Vivi Fernandes de Lima

  • Alguns cantavam “afasta de mim esse cálice”; outros, “afasta de mim esse ‘cale-se’”. De um modo ou de outro, o duplo sentido da canção de Gil e Chico expressa bem os senões da década de 1970. A variação de significados parece estar sempre presente quando se fala de nossa mais recente ditadura. Os nomes com os quais a instalação do regime militar já foi batizada são prova disso. Há quem ainda fale em revolução, mas parece que a moda agora é chamá-lo de contragolpe. Então, seria uma reação anterior à ação, contrariando um princípio físico? Lá se foi uma lei de Newton.

    Esse período tem sido muito falado por conta dos 50 anos do golpe de 1964. Não é para menos: mais de 40 mil brasileiros foram vítimas de atos de exceção e a tortura foi praticada de maneira indiscriminada, como ressalta o artigo de Marcelo Torelly.

    O dossiê Ditaduras no Brasil pretende lembrar aos leitores que o regime militar de 1964 a 1985 não está sozinho na lista de governos autoritários brasileiros: tivemos a ditadura de Getulio e a de Floriano. Em 1896, veja só, a imprensa já criticava a atuação da polícia, acusando-a de violenta. E haja repressão policial a “reações políticas adversas”! E haja crimes contra a humanidade! E haja impunidade!

    Em entrevistas e artigos, Maria Luiza Tucci Carneiro, Vladimir Safatle, Jorge Chaloub, Marilene Antunes Sant’Anna, Orlando Zaccone, Angela de Castro Gomes, Jorge Ferreira e Geraldo Cantarino também encorpam este dossiê, mostrando o que herdamos desses períodos.
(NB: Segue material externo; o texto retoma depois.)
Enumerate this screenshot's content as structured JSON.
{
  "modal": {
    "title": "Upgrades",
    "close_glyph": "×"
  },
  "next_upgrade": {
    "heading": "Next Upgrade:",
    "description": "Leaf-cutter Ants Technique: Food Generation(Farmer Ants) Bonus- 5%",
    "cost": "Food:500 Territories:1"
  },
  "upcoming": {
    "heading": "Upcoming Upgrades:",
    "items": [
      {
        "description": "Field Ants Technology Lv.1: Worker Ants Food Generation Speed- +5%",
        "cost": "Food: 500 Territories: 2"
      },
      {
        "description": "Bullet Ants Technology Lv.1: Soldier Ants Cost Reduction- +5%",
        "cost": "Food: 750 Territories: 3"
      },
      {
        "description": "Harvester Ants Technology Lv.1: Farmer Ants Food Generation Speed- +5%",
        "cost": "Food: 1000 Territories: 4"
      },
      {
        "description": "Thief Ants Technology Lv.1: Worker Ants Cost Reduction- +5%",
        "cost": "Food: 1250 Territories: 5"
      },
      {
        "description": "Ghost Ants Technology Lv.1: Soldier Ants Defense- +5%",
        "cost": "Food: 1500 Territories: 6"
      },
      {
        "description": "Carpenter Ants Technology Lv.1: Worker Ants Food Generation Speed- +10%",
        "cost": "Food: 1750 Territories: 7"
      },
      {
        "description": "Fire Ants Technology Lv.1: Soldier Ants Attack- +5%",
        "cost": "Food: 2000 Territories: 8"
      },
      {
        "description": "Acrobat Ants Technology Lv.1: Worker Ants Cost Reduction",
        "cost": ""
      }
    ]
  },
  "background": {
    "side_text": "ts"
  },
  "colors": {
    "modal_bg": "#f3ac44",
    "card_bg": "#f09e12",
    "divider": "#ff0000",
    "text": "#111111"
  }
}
    Esta edição foi fechada logo depois da morte de Cláudia da Silva Ferreira, que foi baleada quando ia comprar pão, arrastada brutalmente pelo asfalto por um carro da PM do Rio de Janeiro, que a jogou ferida no porta-malas. Será a mesma polícia de Floriano que passou por Getulio e depois pelos militares impunemente?